BARCELONA—I grew up with a vague dread of canned food. Perhaps I was spoiled by Dad’s vegetable garden out back and Mom’s cooking, but everything that came out of a can had a dreary gray look to it. Add to that a nasty childhood experience that involved eating a whole jar of baby gherkins, and you can begin to understand my pain.

In this era of fresh, fresh, fresh, Perez certainly is taking a different path, but one rooted in the country’s tradition of eating canned food.

Walk into the tiny tapas bar where all four walls are lined floor to ceiling with wine, cava (Spain’s version of Champagne), whiskey and other bottles and you’ll find Quim Perez standing behind a bar lined with his real star products.

Tasteful selection

Here, anchovies, so often limp and salt-encrusted on our shores, are plump and glimmering enough to tempt the uninitiated. Baby artichokes from a glass jar still hold their crunch. It’s like this for most every product in the bar. Only a few items are made from fresh foods.

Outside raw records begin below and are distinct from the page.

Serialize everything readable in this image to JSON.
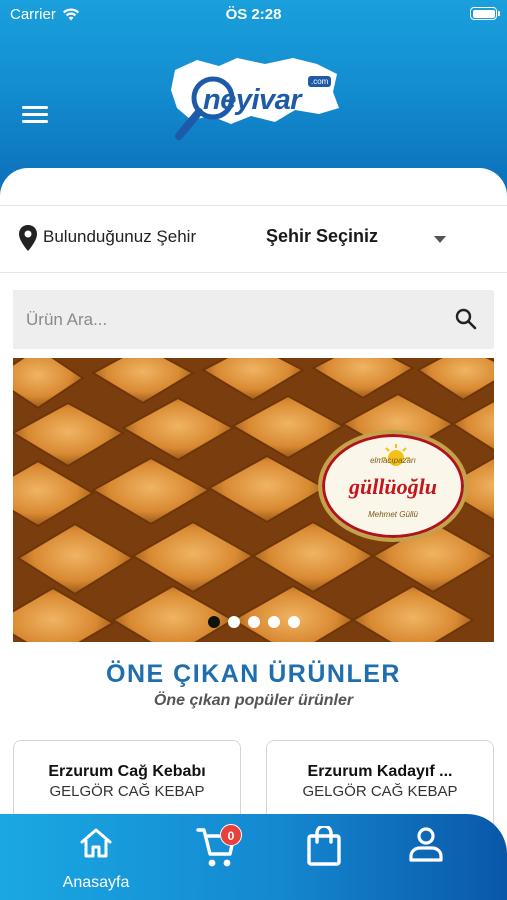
{
  "status_bar": {
    "carrier": "Carrier",
    "time": "ÖS 2:28"
  },
  "header": {
    "logo_text": "neyivar",
    "logo_suffix": ".com"
  },
  "city": {
    "label": "Bulunduğunuz Şehir",
    "select_value": "Şehir Seçiniz"
  },
  "search": {
    "placeholder": "Ürün Ara..."
  },
  "banner": {
    "brand_top": "elmacıpazarı",
    "brand_name": "güllüoğlu",
    "brand_signature": "Mehmet Güllü",
    "slide_count": 5,
    "active_slide": 1
  },
  "featured": {
    "title": "ÖNE ÇIKAN ÜRÜNLER",
    "subtitle": "Öne çıkan popüler ürünler",
    "products": [
      {
        "name": "Erzurum Cağ Kebabı",
        "shop": "GELGÖR CAĞ KEBAP"
      },
      {
        "name": "Erzurum Kadayıf ...",
        "shop": "GELGÖR CAĞ KEBAP"
      }
    ]
  },
  "tabbar": {
    "home_label": "Anasayfa",
    "cart_count": "0",
    "icons": [
      "home-icon",
      "cart-icon",
      "bag-icon",
      "profile-icon"
    ]
  },
  "colors": {
    "header_blue": "#138cd0",
    "title_blue": "#1f6fae",
    "badge_red": "#e8403a"
  }
}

imageA Perez favorite: mussels with a dollop of herring eggs over a house tomato confit—all on a toast round. Photo by Joe Ray for The Tribune


Asked how many different suppliers they have around the world to get so many high-quality canned products, Perez and the visiting Quim senior make the same sound simultaneously, “Fiuu!!” (a Spanish “wow!”) Pressed, they agree on “about 100” for suppliers they work with on a regular basis and “about 50” they work with less frequently.

When Perez goes to work, he calls on personal taste, travels, memories, food shows, inventiveness and even a bit of Web surfing to come up with deluxe tapas that attract people from across town.
There’s smoked salmon over thick yogurt on a custom-made toast round, all drizzled with honey. Currently, he’s big on a pair of mussels served with a dollop of herring eggs over a house tomato confit, spritzed with a balsamic glaze, heavenly olive oil and a shake of oregano on that same toast round. He confesses that this idea is actually a souped-up version of one of his favorite dishes from his military service.

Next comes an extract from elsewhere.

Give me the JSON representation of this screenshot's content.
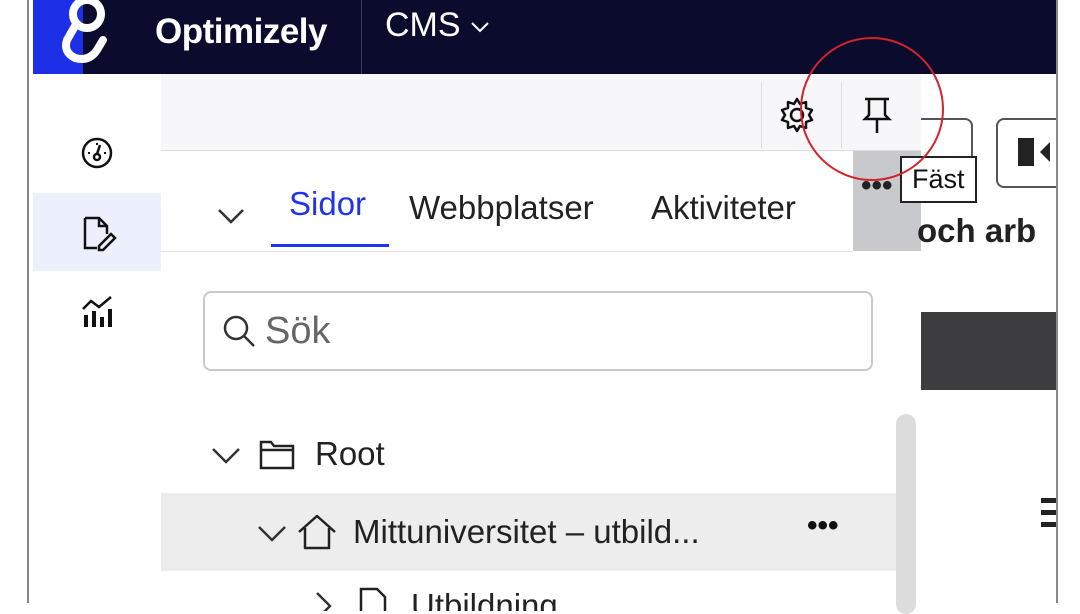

Recently, he has been combining a local sheep’s milk cheese with an unsweetened green fig paste that tastes quite a bit like green tea. A bite of that and a sip of one of the many wines he serves by the glass and it’s easy to understand why customers often have to elbow their way to the bar to place their orders.

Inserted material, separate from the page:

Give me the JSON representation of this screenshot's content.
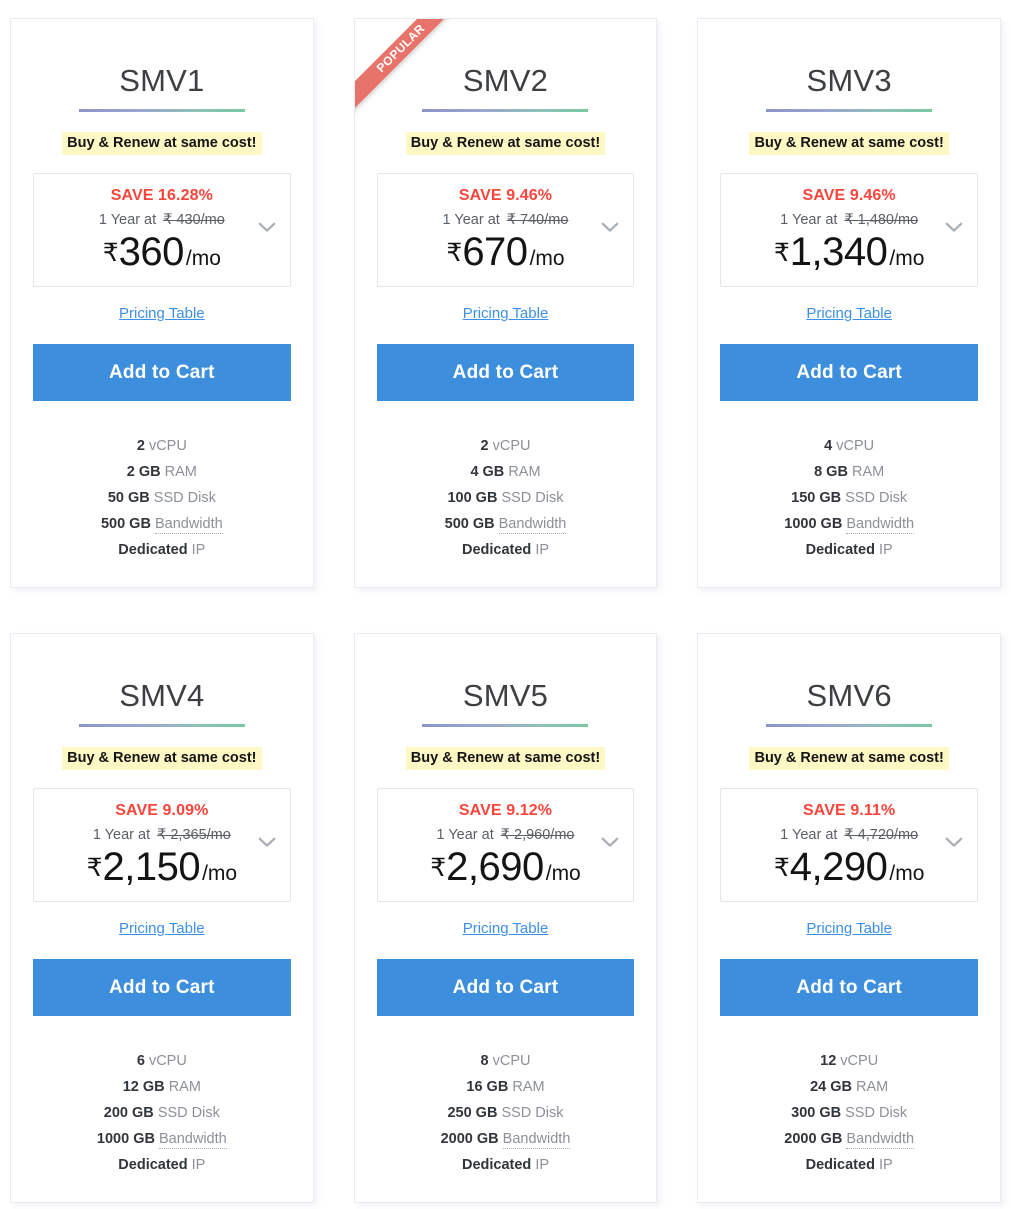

Curiously, specializing in top-quality canned goods began as a way to keep the family business afloat. About 20 years ago, the shop was much less specialized. Tapas represented only about 20 percent of the business, and were offered more as a means of giving clients a snack. Perez’s dad recalls how the courtyard behind the bar was for their horses, which he used to make local deliveries.

Selling specialty products grew out of an effort to combat supermarkets, which were beginning to infiltrate the city in the 1980s.

Filling a need

Now Perez is well-known for the products he stocks and the tapas he makes with them. When asked to talk about which one he likes the most, a few of his employees interrupted, insisting on what they simply call “the clams.”
The clams, actually Galician navajas, are one of the few products he serves straight from the can to the plate without adding anything but their own juice. When the cans arrive, Perez tucks them in a corner of the cellar and waits a year or two to improve their flavor. When he takes them out to sell, they are one of the most expensive items in the whole bar.

Skeptical? Perez begs to differ.

“It’s like drinking a beautiful 30-year-old Scotch,” he says.

Perez said specializing in canned food came about slowly. “It wasn’t like we woke up one day and said, `Let’s do this!’ ” But the supermarkets were growing, he said, so it was helpful to specialize in quality. “This was a way to do something different.”

Judging from those crowds spilling in and out the door, Perez’s version of “something different” seems to be just right.